ITD’s Roadside Vegetation Coordinator Cathy Ford is appreciative of the collaboration that produced the garden.
“Partnerships like this are increasing, as we take advantage of the combined knowledge and partake in resources that one partner alone might not have access to.”
Ford said that after removing sod and weeds from the location, mulch and rich topsoil was added to the surface, and a drip-irrigation system was added. Drip irrigation will be used during the first two years to get the roots established. Dozens of flowering plants, like the cordroot beardtongue (above in lavender) and the firecracker penstemon (below in red), were also added. Native plants (mostly forbs, grasses and a few shrubs) were carefully chosen to fit the arid environment and provide pollinator habitat.
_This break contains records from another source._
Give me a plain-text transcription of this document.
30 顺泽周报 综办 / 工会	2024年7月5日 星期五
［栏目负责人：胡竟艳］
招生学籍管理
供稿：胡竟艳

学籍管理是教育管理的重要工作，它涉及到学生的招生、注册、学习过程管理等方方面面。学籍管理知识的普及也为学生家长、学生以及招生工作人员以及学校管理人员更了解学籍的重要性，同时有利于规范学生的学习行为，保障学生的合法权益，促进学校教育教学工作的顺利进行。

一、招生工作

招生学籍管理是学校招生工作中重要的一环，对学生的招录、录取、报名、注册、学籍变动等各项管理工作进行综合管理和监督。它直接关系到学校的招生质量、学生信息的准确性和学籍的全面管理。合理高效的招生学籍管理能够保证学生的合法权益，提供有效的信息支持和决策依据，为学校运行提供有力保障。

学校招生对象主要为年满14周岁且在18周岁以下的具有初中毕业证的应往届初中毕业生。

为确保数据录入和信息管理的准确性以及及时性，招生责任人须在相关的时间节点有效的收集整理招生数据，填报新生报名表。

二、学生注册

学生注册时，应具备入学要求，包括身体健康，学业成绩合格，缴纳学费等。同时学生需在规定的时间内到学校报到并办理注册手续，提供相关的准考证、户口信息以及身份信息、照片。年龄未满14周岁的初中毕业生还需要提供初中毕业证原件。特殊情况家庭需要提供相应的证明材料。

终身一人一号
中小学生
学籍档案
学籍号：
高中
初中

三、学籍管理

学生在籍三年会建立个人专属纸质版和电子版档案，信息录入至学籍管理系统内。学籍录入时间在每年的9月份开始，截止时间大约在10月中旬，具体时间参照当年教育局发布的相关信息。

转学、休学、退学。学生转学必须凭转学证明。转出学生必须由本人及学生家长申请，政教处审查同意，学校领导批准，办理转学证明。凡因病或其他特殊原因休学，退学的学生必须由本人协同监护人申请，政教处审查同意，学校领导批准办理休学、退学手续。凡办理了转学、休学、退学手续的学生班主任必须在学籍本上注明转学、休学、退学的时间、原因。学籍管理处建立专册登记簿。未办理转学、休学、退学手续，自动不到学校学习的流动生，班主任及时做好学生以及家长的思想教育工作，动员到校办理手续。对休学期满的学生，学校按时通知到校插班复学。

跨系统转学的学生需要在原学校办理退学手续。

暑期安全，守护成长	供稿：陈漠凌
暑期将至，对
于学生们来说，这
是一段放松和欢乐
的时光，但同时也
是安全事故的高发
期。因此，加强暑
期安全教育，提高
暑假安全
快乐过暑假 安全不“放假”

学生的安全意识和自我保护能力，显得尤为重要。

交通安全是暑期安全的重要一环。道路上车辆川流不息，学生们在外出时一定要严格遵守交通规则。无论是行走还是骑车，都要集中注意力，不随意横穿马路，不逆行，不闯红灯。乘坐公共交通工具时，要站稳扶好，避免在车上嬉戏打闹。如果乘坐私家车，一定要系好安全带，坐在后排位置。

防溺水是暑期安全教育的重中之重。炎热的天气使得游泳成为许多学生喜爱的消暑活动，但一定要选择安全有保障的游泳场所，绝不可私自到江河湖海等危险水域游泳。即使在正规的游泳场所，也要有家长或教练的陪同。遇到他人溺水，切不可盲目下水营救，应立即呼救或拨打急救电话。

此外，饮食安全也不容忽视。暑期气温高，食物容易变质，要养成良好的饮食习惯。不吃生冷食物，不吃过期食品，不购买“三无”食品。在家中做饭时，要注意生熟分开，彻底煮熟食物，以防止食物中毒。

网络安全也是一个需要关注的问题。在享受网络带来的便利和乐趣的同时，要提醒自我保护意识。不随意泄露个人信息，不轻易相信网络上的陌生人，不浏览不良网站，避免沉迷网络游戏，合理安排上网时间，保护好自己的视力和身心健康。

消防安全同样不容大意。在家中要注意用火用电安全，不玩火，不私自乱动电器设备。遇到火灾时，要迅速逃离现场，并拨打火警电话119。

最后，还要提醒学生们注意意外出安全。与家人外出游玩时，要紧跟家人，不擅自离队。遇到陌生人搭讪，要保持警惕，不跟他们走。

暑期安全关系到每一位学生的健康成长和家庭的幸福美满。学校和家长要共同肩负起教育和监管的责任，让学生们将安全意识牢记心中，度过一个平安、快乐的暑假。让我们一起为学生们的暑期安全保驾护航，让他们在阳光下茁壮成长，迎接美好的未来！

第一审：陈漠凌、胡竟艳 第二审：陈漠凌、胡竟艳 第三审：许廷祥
Gravel pathways were also added that will move visitors through the pollinator garden. (pictured at right)
The essential nature of bugs and bees in Idaho’s economy, which is largely rooted in agriculture, was celebrated this past week during Idaho Pollinator Week. The week is marked annually each June. Here's a link to the Xerces site for those interested in learning more about the week's activities.
A number of ITD's District 4 employees were key to this project, including Scott Malone, Tony Rigby, Carl Horn, Phil Etchart and Bryan Fager. D4 was looking for ways to reduce watering costs and quantities, while also encouraging pollination.